4 Replies Latest reply on Jun 20, 2007 12:15 PM by pmuir

    User Navigation Design Pattern

    delphi'sghost

      I have an edit page for a widget, and each widget has a set of sub widgets. I want to show the widget details as editable inputTexts, and have a clickable list of subwidgets. If you click on a subwidget, you go to a page to edit the subwidget, click save on the subwidget page, and it should save the subwidget, and take you back to the widget edit page. On the widget edit page, you can finish editing the widget, click save, and it will save the widget.

      I'm finding this hard to do in seam, since the entity manager flush mode is set to manual, and obviously, when I flush it for the subwidget, it also flushes it for the widget itself which I don't want.

      I'm wondering whether a) I can do this in seam, or b) I'm still thinking in desktop client/server mode and need to adapt my ideas of user interaction to adapt to the web, for which seam is most suited.

      Regarding option A, I'm wondering whether I need to do something along the lines of starting a nested conversation, and trying to get a new entity manager. I have tried to put the subwidget editor into a separate nested conversation, but it appears not to work since it shares the entity manager (I'm using the @In EntityManager entityManager seam managed transactional entity manager).

      For option B, I can see that my current problem is that I am trying to have 2 different 'editors' in the same conversation space, and I can't pick and choose which one I want to flush. This leads me to think my interface design is wrong. We are inexperienced web developers and still thinking in client/server mode.

      As an alternative navigation/interface design, I'm thinking of a 'view widget' page which lets you see the details as view only, with a link to edit the details. The view only page also has the clickable list of subwidgets which takes you to a page to edit the subwidget. The navigation would then revolve around the view details page, and you can only edit one item (widget or subwidget) at a time and go back to the view details page each time after saving the item. With this design, I don't think I will have any problems implementing it in Seam. This also gives me the benefit of having a page with view only access that the user cannot edit, and I can check rights to see if they can edit the widget/subwidgets. I also notice that this is similar to the style that seam-gen uses when it generates the crud pages.

      Anyone's experience or thoughts on this would be most welcome.

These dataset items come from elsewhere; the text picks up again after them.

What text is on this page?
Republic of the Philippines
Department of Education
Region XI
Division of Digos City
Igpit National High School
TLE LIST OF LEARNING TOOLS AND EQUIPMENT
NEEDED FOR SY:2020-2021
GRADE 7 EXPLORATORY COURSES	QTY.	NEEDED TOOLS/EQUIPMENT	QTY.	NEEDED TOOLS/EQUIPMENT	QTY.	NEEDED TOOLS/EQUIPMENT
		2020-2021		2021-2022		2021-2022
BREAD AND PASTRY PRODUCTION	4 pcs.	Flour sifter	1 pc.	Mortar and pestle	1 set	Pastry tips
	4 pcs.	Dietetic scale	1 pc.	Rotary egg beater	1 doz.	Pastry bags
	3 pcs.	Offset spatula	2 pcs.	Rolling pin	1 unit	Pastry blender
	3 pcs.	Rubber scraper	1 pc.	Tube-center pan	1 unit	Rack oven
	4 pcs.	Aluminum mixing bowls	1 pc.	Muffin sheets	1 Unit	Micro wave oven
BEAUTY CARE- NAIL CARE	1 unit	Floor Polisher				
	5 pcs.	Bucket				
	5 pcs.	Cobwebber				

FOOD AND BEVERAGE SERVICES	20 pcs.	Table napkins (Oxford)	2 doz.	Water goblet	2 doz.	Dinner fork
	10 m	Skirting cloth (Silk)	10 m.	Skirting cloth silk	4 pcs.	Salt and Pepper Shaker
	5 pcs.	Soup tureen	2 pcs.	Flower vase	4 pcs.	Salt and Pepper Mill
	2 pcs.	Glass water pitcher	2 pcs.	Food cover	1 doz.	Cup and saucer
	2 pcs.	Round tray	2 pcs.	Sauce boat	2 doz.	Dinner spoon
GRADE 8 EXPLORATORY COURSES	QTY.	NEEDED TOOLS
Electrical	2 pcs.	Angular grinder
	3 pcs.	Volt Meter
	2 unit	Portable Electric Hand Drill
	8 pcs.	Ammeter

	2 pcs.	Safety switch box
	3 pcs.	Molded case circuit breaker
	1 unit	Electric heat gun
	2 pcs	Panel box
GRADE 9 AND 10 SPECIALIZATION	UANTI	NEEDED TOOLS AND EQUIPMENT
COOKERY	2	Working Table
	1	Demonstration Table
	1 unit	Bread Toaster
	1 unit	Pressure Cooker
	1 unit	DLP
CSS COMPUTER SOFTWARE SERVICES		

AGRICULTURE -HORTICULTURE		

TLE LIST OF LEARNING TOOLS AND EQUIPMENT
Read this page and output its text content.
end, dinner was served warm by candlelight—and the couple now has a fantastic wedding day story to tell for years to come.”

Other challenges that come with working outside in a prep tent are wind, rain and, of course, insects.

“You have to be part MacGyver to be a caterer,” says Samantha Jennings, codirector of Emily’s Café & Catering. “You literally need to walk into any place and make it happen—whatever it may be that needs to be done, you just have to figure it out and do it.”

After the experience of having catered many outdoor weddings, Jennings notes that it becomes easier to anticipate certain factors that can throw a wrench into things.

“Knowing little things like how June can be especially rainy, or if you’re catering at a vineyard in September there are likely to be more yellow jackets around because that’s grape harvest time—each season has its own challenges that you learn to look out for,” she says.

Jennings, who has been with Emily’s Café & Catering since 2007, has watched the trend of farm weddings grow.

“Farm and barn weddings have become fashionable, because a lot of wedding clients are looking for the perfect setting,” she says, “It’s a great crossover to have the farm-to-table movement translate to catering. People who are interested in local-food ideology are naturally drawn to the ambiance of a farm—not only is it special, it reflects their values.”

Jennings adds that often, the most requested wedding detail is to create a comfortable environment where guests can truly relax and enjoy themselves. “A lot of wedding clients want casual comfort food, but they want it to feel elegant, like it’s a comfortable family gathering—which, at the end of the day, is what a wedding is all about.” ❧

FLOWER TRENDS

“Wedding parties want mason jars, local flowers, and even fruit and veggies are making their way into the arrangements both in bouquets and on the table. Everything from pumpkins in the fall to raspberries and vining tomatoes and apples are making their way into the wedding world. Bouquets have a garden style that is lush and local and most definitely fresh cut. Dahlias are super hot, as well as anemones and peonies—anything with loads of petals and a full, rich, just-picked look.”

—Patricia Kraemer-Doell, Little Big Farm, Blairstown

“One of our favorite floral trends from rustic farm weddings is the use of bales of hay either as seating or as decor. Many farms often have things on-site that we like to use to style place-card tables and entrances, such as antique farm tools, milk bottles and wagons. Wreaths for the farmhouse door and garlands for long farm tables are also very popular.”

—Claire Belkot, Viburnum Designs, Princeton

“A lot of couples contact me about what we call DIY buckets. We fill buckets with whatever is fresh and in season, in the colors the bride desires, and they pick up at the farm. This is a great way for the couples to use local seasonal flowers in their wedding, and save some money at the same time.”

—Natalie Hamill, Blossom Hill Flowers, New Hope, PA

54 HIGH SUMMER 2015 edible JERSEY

        • 1. Re: User Navigation Design Pattern

          Hi,

          Just wondering what your thoughts are using two independent conversations for editing the edit widget and their children widgets

          • 2. Re: User Navigation Design Pattern
            delphi'sghost

            Hey,

            I had considered that, and part of my reluctance is the messyness involved in keeping a new subwidget informed of it's widget and vice versa. The subwidget has a property called Widget which refers to the owning widget. The Widget has a property called getSubWidgets which returns the list of subwidgets.

            The edit widget page is in a long running conversation, so I think the only way to start a separate conversation is by issuing a GET request and not use any conversation propagation, starting a new conversation using a link such as /editSubWidget?subWidgetId=123. You don't need to pass any parent widget information since you are editing an existing subWidget, and it already has a parent Widget.

            However, when you want to create a new subWidget, say by not sending in the subWidgetId, then you do need to provide a widgetId to indicate which widget is the parent, and you need to load that widget and use it with the new subWidget.

            By keeping everything in the same conversation, I can just reference the bijected widget variable to get the widget I am currently working on and will be the parent of my new subWidget.

            Additionally, if I create a new subWidget in a separate conversation, I then have to find a way to notify the original Widget instance that it has a new child. I could start getting into seam event handlers to do that but again, it starts getting messy.

            Neither are overly complex, but we are aiming to keep things simple due to really tight deadlines, and our inexperience with web development and seam.

            To add to the problems, we are trying to do it all using pageflows since the editing process can have multiple steps, which complicates matters as far as nested conversations go.

            I don't know, maybe we're looking for too simple a solution, does everyone else go through these kinds of hurdles in order to deliver web sites with seemingly logical editing navigation?




            • 3. Re: User Navigation Design Pattern
              delphi'sghost

              I started to have another look at the Issues example application that comes with Seam since it has a lot of nested conversations as you drill down from project to issue etc.. kind of similar to what I'm looking for.

              Looks like it has problems also. If you change the project name, click done (no update) it refreshes the project and reverts back to its original name. However, if you change the project name, and then edit an issue, and save the issue, when you go back to the project page and click done, it does not roll back the change even though you never saved the project change.

              The same also applies if you repeat the process with the Issue and a comment. You can't save the comment without forcing updates to the Issue.

              However, it does not use the manual flushmode, so that would explain why the objects are updated when they shouldn't be, so I guess this is just a bug in the issues application. It would be interesting to see how the Issues app would get around the problem of drilling down without forcing everything in the parent conversations to be saved.

              • 4. Re: User Navigation Design Pattern
                pmuir

                The issues example has been removed from Seam as of 1.3ALPHA.